Schon diese Landschaftsbeschreibung zeigt, dass Antje Ravic Strubel unter den jüngeren deutschen Autoren zu den besten Stilistinnen zu zählen ist. Wie die Ostsee bei leichtem Wind fängt ihr neuer Roman an. Doch schon die Eingangsszene verrät, dass die Idylle nicht bleiben wird. Die Ostsee täuscht nämlich nur vor, ein Meer zu sein.

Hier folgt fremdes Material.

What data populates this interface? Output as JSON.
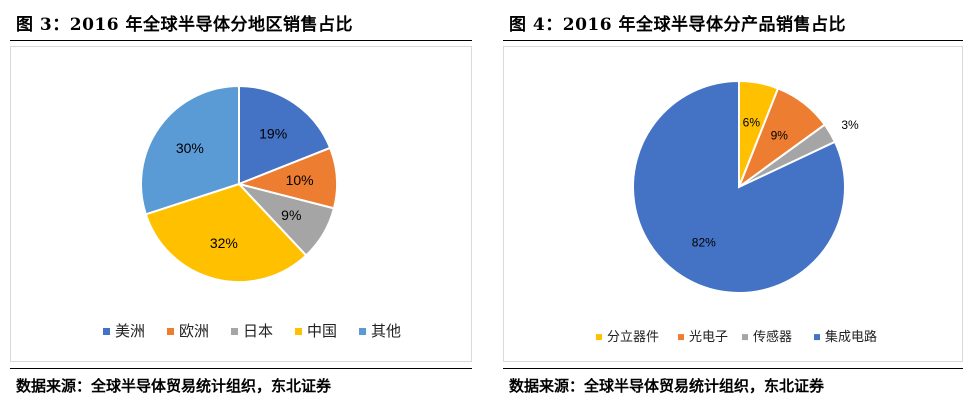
{
  "figures": [
    {
      "title": "图 3：2016 年全球半导体分地区销售占比",
      "source": "数据来源：全球半导体贸易统计组织，东北证券"
    },
    {
      "title": "图 4：2016 年全球半导体分产品销售占比",
      "source": "数据来源：全球半导体贸易统计组织，东北证券"
    }
  ],
  "chart_data": [
    {
      "type": "pie",
      "categories": [
        "美洲",
        "欧洲",
        "日本",
        "中国",
        "其他"
      ],
      "values": [
        19,
        10,
        9,
        32,
        30
      ],
      "labels": [
        "19%",
        "10%",
        "9%",
        "32%",
        "30%"
      ],
      "colors": [
        "#4472C4",
        "#ED7D31",
        "#A5A5A5",
        "#FFC000",
        "#5B9BD5"
      ],
      "label_colors": [
        "#000000",
        "#000000",
        "#000000",
        "#000000",
        "#000000"
      ],
      "legend_position": "bottom"
    },
    {
      "type": "pie",
      "categories": [
        "分立器件",
        "光电子",
        "传感器",
        "集成电路"
      ],
      "values": [
        6,
        9,
        3,
        82
      ],
      "labels": [
        "6%",
        "9%",
        "3%",
        "82%"
      ],
      "colors": [
        "#FFC000",
        "#ED7D31",
        "#A5A5A5",
        "#4472C4"
      ],
      "label_colors": [
        "#000000",
        "#000000",
        "#000000",
        "#000000"
      ],
      "legend_position": "bottom"
    }
  ]
}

Im Grunde ist sie nur ein See, aber sie öffnet sich dem Atlantik weit genug, um den Anschein eines Ozeans zu erwecken. Um die Glaubwürdigkeit der Täuschung zu erhöhen, bringt sie einzelne Elemente des Meeres ins Spiel: Salzwasser. Muscheln. Feuersteine und Lummen.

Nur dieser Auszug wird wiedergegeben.